(BRUSSELS) – The EU Digital Markets Act (DMA) entered into force on 1 November, with the new Regulation putting an end to unfair practices by companies that act as gatekeepers in the online platform economy.
The DMA defines when a large online platform qualifies as a “gatekeeper”. These are digital platforms that provide an important gateway between business users and consumers whose position can grant them the power to act as a private rule maker, and thus creating a bottleneck in the digital economy. To address these issues, the DMA will define a series of obligations they will need to respect, including prohibiting gatekeepers from engaging in certain behaviours.
Companies operating one or more of the so-called “core platform services” listed in the DMA qualify as a gatekeeper if they meet the requirements described below. These services are: online intermediation services such as app stores, online search engines, social networking services, certain messaging services, video sharing platform services, virtual assistants, web browsers, cloud computing services, operating systems, online marketplaces, and advertising services.
There are three main criteria that bring a company in the scope of the DMA:
- A size that impacts the internal market: when the company achieves a certain annual turnover in the European Economic Area (EEA) and it provides a core platform service in at least three EU Member States;
- The control of an important gateway for business users towards final consumers: when the company provides a core platform service to more than 45 million monthly active end users established or located in the EU and to more than 10,000 yearly active business users established in the EU;
- An entrenched and durable position: in the case the company met second criterion during the last three years.
More information on the procedure of designating gatekeepers is available in the DMA background guide.
The DMA establishes a list of do’s and don’ts that gatekeepers will need to implement in their daily operations to ensure fair and open digital markets. These obligations will help to open up possibilities for companies to contest markets and challenge gatekeepers based on the merits of their products and services, giving them more space to innovate.
When a gatekeeper engages in practices, such as favoring their own services or preventing business users of their services from reaching consumers, this can prevent competition, leading to less innovation, lower quality and higher prices. When a gatekeeper engages in unfair practices, such as imposing unfair access conditions to their app store or preventing installation of applications from other sources, consumers are likely to pay more or are effectively deprived of the benefits that alternative services might have brought.
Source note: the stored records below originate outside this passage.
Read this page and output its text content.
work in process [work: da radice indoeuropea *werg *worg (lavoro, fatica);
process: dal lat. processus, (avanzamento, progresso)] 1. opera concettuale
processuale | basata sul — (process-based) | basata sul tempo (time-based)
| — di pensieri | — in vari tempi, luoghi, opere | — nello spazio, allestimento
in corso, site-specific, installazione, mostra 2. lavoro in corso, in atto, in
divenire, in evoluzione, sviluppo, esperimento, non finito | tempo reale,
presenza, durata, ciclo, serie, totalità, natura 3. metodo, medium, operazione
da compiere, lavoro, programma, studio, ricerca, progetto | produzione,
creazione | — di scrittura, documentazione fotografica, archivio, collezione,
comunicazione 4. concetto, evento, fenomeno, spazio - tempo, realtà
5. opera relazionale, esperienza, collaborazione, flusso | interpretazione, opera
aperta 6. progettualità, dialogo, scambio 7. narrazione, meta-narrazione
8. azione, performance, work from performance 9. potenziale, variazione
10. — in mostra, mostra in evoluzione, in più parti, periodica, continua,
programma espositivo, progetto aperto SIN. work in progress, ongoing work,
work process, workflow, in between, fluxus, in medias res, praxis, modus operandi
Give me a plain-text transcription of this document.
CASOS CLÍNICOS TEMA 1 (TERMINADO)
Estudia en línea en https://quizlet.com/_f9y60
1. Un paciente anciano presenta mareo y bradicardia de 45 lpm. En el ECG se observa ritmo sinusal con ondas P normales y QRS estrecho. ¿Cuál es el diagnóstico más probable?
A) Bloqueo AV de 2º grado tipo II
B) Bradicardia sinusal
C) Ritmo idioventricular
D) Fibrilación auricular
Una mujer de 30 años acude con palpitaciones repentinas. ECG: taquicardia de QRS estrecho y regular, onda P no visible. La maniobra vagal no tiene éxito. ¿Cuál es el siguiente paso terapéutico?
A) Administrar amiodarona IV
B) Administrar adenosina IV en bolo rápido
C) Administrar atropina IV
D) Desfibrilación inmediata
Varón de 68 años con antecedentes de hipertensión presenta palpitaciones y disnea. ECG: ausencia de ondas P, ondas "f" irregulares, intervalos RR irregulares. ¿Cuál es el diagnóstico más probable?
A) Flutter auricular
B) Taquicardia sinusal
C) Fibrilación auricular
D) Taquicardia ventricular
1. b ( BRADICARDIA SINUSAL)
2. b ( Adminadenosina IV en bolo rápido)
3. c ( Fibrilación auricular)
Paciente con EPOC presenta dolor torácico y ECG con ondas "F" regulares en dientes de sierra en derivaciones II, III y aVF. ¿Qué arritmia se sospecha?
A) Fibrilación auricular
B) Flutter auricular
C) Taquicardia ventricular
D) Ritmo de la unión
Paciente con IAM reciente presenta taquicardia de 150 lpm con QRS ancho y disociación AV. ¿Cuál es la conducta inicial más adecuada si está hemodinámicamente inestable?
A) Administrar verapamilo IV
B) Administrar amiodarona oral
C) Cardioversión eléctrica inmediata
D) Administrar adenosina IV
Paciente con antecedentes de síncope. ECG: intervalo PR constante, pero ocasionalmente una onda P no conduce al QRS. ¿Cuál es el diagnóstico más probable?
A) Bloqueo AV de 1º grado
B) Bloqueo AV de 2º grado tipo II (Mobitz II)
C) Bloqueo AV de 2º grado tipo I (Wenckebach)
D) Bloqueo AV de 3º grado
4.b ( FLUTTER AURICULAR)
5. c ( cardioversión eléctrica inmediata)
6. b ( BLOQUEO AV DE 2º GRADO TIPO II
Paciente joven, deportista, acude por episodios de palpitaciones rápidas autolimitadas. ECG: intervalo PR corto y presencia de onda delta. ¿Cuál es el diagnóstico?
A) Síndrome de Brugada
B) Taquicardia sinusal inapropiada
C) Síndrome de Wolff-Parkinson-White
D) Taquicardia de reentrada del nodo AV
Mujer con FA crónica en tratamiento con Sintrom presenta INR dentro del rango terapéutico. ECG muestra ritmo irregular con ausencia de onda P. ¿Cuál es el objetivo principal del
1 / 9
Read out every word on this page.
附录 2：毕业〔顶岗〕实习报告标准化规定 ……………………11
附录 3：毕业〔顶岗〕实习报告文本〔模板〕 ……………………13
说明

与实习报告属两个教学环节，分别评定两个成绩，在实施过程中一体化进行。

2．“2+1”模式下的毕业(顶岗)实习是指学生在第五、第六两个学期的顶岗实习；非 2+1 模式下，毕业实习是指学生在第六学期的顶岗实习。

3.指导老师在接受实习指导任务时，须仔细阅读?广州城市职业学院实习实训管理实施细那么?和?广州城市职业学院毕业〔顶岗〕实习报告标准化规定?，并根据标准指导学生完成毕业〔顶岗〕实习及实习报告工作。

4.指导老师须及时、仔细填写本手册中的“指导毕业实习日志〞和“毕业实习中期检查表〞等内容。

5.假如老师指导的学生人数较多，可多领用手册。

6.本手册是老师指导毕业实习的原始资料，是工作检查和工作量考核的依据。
With its entry into force, the DMA will move into its crucial implementation phase and start to apply in six months, as of 2 May 2023. After that, within two months and at the latest by 3 July 2023, potential gatekeepers will have to notify their core platform services to the Commission if they meet the thresholds established by the DMA.
Once the Commission has received the complete notification, it will have 45 working days to make an assessment as to whether the undertaking in question meets the thresholds and to designate them as gatekeepers (for the latest possible submission, this would be by 6 September 2023). Following their designation, gatekeepers will have six months to comply with the requirements in the DMA, at the latest by 6 March 2024.